Un appel pour la rupture avec l’Union européenne et la Cinquième République circule actuellement parmi mes confrères de la presse et un peu partout. Chacun de ses signataires a ses raisons d’en finir avec ce système. Bon nombre de ces raisons nous sont communes, au-delà des positions de chacun au sujet des prochaines élections, qu’elles soient ou non exprimées dans un vote. Ils affirment que seule une rupture totale avec les institutions actuelles permettra de dégager une issue positive à la crise que connaît le pays. Je relève particulièrement, dans cet engagement, celui d’agir pour la reconquête de la démocratie politique à tous les niveaux, de la commune au sommet de l’État et pour la défense de toutes les libertés publiques ainsi que l’élection d’une Constituante souveraine. Cet appel fait partie de nombre d’initiatives, de tentatives de regrouper les forces du peuple travailleur contre les menées des couches dirigeantes qui, en France et en Europe, s’unissent en permanence contre lui.

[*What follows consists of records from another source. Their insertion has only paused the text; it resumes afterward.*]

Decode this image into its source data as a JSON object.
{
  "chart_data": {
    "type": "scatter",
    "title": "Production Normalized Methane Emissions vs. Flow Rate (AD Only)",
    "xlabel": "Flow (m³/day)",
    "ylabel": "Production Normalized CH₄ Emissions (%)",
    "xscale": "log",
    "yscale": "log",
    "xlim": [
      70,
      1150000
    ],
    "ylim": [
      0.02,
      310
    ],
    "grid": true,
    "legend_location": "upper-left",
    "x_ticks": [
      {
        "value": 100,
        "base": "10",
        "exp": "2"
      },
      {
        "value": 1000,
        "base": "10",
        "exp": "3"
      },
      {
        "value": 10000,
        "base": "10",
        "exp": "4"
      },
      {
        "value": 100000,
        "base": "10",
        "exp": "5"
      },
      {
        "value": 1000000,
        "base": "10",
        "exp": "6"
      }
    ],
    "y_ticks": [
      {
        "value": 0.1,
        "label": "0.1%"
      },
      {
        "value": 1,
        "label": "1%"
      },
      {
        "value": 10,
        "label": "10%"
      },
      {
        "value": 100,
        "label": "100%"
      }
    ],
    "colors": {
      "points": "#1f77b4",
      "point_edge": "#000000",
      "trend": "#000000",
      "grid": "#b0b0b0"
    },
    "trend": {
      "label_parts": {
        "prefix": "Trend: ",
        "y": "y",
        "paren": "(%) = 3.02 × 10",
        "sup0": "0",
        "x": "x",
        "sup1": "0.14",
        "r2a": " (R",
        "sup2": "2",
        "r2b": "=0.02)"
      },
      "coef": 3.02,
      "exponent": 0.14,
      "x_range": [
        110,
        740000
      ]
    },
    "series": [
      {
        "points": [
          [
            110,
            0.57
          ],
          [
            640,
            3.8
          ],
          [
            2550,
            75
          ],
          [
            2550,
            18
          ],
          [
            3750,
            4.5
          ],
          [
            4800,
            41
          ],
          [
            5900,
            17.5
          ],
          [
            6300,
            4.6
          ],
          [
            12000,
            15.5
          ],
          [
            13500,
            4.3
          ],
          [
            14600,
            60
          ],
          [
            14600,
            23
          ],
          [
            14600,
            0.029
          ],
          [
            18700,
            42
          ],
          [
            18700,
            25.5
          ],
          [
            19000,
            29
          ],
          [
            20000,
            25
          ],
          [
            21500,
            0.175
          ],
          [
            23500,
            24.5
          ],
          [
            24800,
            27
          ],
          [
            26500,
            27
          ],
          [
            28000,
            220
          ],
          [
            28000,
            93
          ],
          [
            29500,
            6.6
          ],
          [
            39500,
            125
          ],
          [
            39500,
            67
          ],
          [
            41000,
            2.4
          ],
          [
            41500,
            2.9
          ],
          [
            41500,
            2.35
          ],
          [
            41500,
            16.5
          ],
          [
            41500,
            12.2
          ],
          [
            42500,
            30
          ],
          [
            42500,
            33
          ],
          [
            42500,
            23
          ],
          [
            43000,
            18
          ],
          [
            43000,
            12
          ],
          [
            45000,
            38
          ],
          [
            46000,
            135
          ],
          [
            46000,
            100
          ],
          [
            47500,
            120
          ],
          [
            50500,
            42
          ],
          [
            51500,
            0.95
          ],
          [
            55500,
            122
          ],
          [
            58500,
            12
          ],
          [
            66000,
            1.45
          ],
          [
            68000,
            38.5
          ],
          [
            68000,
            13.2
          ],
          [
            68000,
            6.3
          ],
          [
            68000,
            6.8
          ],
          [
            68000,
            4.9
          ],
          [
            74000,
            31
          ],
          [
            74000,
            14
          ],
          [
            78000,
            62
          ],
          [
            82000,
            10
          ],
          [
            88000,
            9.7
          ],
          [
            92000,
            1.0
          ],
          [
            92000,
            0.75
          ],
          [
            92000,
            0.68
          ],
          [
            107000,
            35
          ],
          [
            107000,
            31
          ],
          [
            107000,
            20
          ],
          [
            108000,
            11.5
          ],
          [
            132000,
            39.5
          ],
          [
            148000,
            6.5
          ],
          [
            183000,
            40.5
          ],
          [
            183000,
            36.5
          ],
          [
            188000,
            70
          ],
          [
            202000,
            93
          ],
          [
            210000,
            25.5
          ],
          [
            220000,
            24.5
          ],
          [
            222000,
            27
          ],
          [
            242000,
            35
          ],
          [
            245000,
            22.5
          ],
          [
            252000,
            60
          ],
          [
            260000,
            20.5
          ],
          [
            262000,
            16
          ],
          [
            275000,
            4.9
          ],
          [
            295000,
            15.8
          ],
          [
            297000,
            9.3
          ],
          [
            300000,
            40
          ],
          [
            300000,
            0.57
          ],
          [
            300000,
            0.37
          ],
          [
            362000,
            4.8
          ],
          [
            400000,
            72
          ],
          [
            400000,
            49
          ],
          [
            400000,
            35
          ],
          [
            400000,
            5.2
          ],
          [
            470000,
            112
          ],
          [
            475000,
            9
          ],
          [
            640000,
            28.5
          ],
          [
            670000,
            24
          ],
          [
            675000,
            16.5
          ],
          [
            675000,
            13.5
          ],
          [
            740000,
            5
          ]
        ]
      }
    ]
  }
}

D’un certain point de vue, après le déplorable échec de la Grèce, le Brexit montre la voie. Il est le résultat d’un double mouvement. En bas, le peuple ne veut plus d’un système qui permet aux classes dirigeantes de lui imposer toujours plus de privations. En haut, la majorité des capitalistes ne veulent plus des règles qu’ils ont en leur temps mises au point avec leurs compères du continent. C’est qu’ils sont de moins en moins assurés aujourd’hui que cette Union européenne serait capable d’étouffer la révolte globale.
Aujourd’hui, les gouvernements, unis contre leurs peuples, affichent leurs divisions et la lutte âpre que tous mènent contre tous. C’est le cas notamment dans le domaine de la fiscalité où ils s’appliquent, d’État à État, la règle de la concurrence libre et non faussée. C’est le cas dans d’autres domaines, plus discrets. Pourtant, cela ne freine pas cette bande d’agir dans les domaines où les intérêts de ses membres sont communs. Alors, le danger grandit et devient plus imminent. Comme une bête blessée, l’association malfaisante est prête à frapper avec la dernière énergie, sans craindre de tout dévaster sur le Vieux Continent. Il revient à tous ceux qui, comme La Sociale et tant d’autres mouvements, ont engagé la lutte pour l’émancipation politique et sociale du peuple travailleur d’intensifier leur mobilisation contre l’existence même de l’Union européenne, rassemblement de gouvernements hostiles au droit des peuples à disposer d’eux-mêmes et compagnie des grands travaux de régression sociale.